Pas un mot non plus sur la nécessité de démanteler certains réseaux d’influence, qui pourtant ont une part de responsabilité dans le désastre. On aimerait bien, pourtant, qu’un ancien ministre de l’enseignement professionnel nous explique qui, au juste, a « cassé » l’Education Nationale. Le « qu’il s’en aille tous » doit-il aussi s’appliquer à la sous-intelligentsia « de gauche », ou encore à la franc-maçonnerie (dont le moins qu’on puisse dire est qu’elle a été mêlée au processus de sélection de ces élites qui « doivent s’en aller ») ? Curieusement, « Méluche » n’a rien à dire là-dessus. Etonnant, non ?
Et enfin, et surtout, pas un mot sur le « front élargi » qui, seul, pourra réussir une « révolution citoyenne ».

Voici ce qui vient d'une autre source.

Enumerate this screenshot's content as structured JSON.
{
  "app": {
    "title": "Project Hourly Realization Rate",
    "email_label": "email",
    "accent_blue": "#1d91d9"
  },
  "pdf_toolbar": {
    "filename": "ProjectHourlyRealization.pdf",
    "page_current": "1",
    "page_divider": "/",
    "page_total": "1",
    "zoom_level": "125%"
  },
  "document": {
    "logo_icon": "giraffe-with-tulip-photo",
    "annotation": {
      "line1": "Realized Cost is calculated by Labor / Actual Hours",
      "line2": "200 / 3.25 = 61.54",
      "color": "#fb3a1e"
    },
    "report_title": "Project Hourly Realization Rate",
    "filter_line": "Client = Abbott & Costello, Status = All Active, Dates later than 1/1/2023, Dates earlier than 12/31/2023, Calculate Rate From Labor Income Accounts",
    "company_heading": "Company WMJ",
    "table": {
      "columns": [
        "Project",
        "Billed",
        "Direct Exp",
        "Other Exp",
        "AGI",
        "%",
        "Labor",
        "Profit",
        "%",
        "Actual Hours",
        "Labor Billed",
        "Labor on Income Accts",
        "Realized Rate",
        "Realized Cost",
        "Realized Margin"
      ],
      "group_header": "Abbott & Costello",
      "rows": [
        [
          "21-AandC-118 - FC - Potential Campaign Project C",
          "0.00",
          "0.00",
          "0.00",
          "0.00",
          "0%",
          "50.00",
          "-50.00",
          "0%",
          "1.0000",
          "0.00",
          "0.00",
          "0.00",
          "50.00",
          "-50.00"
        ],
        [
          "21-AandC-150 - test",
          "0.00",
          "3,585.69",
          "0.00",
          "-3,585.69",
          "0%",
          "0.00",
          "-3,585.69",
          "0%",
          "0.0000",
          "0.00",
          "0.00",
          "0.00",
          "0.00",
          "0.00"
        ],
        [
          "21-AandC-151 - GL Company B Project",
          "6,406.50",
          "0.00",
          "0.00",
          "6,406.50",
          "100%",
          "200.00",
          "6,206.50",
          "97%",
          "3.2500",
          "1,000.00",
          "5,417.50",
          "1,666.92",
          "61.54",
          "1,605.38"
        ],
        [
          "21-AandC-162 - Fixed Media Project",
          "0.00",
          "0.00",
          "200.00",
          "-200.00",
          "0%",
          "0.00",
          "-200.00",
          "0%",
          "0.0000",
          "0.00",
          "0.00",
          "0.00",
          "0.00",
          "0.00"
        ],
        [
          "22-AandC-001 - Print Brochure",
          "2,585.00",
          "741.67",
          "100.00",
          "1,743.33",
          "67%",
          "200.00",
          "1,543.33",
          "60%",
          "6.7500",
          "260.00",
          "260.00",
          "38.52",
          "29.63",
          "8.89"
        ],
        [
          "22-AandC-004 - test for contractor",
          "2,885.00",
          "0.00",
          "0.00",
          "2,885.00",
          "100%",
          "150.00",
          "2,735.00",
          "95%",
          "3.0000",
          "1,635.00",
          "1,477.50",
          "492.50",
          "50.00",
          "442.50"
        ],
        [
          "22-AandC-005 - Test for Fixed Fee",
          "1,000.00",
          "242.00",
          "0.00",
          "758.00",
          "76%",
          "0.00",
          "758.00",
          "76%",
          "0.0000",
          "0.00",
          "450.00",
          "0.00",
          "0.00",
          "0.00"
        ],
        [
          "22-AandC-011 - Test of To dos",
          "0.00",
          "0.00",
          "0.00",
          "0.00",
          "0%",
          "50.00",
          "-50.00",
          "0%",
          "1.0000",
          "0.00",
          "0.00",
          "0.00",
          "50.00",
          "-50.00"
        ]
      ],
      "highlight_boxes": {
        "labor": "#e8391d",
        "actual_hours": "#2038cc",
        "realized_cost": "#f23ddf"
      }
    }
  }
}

A ce propos, on peut se poser la question suivante : imaginons que Marine Le Pen soit élue à la tête du FN en janvier 2011 (ce n’est pas certain, mais assez probable). Imaginons qu’elle inscrive dans son programme politique le retour à la souveraineté monétaire (abolition de la loi Pompidou) et la sortie du « traité de Lisbonne » (clause d’opt-out pour la France, valable sur toute directive européenne). Imaginons encore que ces orientations ne figurent pas dans le programme du Parti Socialiste (absurde si le candidat est DSK, hautement improbable si c’est Aubry). Et imaginons encore (tant qu’on y est), que le second tour oppose Marine Le Pen à Aubry (ou DSK, ou Royal, ou un PS quelconque). Ce n’est pas encore probable, mais c’est en tout cas possible, vu l’état de déliquescence de l’UMP.
Dans une telle configuration, pour qui « Méluche » appellerait-il à voter ?
Voilà la question qu’on voudrait lui poser. Ne serait-ce que pour vérifier si Mélenchon est un simple rabatteur du PS, ou, ce qui peut sembler improbable mais serait autrement plus intéressant, un pion pré-positionné par certains réseaux d’influence pour capter une réorientation politique globale de fond.